Bally’s Cuts 15% of Its Interactive Division Workforce in North America
As part of business restructuring, Bally’s Corporation has decided to cut 15% of workers from the North American interactive division. According to the company, it would help to reduce operating costs and continue Bally’s commitment to achieving profitable operations in its North American interactive segment.
The operator said that the elimination of positions within the interactive business were subject to local law and consultation requirements in certain countries, as well as the operator’s business needs.
It is expected that the redundancies will take place during the first quarter, while the 15% cut of workforce may cost from $10m to $15m in cash severance payments.
In a letter to Bally’s Interactive employees Lee Fenton, Bally’s chief executive, called the decision a difficult one.
Fenton noted that they’d reflected hard as a business to come to that conclusion; everyone put in so much effort last year, and he was proud of what they achieved together; however, they didn’t manage to achieve everything they had hoped for.

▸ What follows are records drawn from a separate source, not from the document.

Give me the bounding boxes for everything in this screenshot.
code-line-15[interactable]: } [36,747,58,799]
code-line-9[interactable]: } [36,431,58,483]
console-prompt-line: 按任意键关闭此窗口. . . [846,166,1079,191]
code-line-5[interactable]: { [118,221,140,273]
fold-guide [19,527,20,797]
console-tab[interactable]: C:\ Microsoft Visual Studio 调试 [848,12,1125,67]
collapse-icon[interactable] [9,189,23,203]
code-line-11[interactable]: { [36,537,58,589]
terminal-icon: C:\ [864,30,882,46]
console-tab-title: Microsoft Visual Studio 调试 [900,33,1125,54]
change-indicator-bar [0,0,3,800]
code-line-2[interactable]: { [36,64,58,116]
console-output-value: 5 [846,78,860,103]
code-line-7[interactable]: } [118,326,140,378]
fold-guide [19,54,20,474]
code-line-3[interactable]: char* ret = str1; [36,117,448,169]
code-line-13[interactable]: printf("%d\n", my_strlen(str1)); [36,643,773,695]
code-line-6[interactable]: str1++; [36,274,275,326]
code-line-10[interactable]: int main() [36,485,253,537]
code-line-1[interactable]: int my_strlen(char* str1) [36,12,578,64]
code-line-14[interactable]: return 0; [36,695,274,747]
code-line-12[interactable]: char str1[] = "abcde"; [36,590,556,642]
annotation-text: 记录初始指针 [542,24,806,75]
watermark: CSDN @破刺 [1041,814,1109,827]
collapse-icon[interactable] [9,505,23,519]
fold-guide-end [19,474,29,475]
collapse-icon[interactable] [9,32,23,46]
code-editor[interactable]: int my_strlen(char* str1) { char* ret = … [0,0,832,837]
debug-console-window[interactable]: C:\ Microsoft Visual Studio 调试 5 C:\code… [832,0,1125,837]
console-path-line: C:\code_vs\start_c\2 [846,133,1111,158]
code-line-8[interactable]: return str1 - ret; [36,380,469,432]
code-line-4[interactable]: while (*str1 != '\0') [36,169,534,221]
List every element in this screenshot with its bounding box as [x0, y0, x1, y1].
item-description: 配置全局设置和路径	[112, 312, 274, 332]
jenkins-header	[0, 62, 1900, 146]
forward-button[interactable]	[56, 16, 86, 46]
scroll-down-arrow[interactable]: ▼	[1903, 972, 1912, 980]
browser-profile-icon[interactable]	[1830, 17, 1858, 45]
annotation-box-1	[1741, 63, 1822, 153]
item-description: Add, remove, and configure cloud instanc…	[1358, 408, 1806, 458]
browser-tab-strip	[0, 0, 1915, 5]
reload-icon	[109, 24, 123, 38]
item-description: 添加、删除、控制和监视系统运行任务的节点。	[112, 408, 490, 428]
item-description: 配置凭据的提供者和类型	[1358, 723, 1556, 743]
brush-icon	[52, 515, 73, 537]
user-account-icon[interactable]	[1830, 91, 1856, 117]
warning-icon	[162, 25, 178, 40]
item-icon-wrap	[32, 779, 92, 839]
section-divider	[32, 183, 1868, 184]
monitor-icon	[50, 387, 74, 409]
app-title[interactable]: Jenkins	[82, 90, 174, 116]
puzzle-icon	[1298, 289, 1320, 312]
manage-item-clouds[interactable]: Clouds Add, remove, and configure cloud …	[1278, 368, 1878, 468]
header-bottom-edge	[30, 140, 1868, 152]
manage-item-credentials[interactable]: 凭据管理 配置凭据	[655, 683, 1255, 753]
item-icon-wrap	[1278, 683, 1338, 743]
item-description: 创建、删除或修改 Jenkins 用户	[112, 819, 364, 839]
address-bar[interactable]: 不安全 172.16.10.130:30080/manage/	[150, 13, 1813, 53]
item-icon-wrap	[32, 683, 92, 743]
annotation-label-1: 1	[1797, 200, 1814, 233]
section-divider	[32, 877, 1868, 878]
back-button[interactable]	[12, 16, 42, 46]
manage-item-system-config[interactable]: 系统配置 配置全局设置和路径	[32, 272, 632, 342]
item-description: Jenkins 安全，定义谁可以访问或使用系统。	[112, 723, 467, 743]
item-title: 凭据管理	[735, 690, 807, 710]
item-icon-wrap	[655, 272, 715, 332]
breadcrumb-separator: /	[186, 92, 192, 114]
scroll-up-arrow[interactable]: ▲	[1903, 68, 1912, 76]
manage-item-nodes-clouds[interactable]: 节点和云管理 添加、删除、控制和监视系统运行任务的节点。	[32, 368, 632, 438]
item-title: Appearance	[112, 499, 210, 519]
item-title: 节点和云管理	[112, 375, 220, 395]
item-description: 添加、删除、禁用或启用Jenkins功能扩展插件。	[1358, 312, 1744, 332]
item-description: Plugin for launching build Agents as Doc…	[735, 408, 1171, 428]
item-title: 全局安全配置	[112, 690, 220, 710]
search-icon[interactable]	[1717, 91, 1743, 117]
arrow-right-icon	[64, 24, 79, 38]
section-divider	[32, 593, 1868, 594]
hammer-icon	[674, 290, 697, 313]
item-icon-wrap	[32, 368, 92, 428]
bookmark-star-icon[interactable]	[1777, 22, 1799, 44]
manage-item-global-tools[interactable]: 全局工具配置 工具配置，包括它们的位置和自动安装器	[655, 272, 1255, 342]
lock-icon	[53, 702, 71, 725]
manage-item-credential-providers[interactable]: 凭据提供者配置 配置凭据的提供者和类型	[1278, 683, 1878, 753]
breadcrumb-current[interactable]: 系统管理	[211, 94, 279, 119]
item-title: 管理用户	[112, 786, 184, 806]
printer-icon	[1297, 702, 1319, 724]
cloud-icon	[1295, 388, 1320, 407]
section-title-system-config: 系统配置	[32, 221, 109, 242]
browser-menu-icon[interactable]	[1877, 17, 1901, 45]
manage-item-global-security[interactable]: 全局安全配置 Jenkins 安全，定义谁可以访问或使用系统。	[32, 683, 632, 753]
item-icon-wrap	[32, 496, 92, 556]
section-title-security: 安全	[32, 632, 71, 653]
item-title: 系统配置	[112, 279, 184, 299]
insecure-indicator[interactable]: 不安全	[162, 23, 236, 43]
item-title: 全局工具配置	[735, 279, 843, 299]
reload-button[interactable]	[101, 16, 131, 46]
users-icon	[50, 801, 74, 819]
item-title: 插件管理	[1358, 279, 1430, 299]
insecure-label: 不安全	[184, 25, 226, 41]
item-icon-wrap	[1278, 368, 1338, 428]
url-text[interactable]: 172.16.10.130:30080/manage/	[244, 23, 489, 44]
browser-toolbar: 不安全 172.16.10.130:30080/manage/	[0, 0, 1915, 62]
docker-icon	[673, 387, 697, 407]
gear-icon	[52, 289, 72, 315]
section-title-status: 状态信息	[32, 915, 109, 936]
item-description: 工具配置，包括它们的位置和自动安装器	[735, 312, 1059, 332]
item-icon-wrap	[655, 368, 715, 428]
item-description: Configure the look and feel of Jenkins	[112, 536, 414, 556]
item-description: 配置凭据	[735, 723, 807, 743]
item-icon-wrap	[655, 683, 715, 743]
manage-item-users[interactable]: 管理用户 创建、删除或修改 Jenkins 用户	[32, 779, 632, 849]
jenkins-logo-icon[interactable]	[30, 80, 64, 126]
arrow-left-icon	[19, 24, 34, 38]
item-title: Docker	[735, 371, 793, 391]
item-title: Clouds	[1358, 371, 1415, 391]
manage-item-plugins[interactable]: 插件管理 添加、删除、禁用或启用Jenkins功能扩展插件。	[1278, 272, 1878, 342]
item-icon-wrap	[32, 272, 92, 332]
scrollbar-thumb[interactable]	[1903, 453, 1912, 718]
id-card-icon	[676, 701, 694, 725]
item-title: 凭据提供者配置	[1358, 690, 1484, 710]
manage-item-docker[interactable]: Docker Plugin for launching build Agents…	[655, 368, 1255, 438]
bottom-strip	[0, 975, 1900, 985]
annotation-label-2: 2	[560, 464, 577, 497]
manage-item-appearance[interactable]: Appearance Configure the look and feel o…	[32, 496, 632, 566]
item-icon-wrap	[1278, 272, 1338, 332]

Fenton also said that their mature businesses continued to grow but were facing into macro uncertainties; their North America business remained an investment market, where the returns would be reaped but they could then see that would take some time to come to fruition, so they needed to manage their cost base appropriately.
Those employees who are to face the impact of the workforce cut will be contacted in the coming days and will be fully supported by Bally’s with fair terms and treatment.
Fenton noted that they had very special people there, and the employees being affected weren’t just colleagues, they’re friends. The CEO also called the rescoping of the company’s roadmaps to the right size “an opportunity to reset the business”.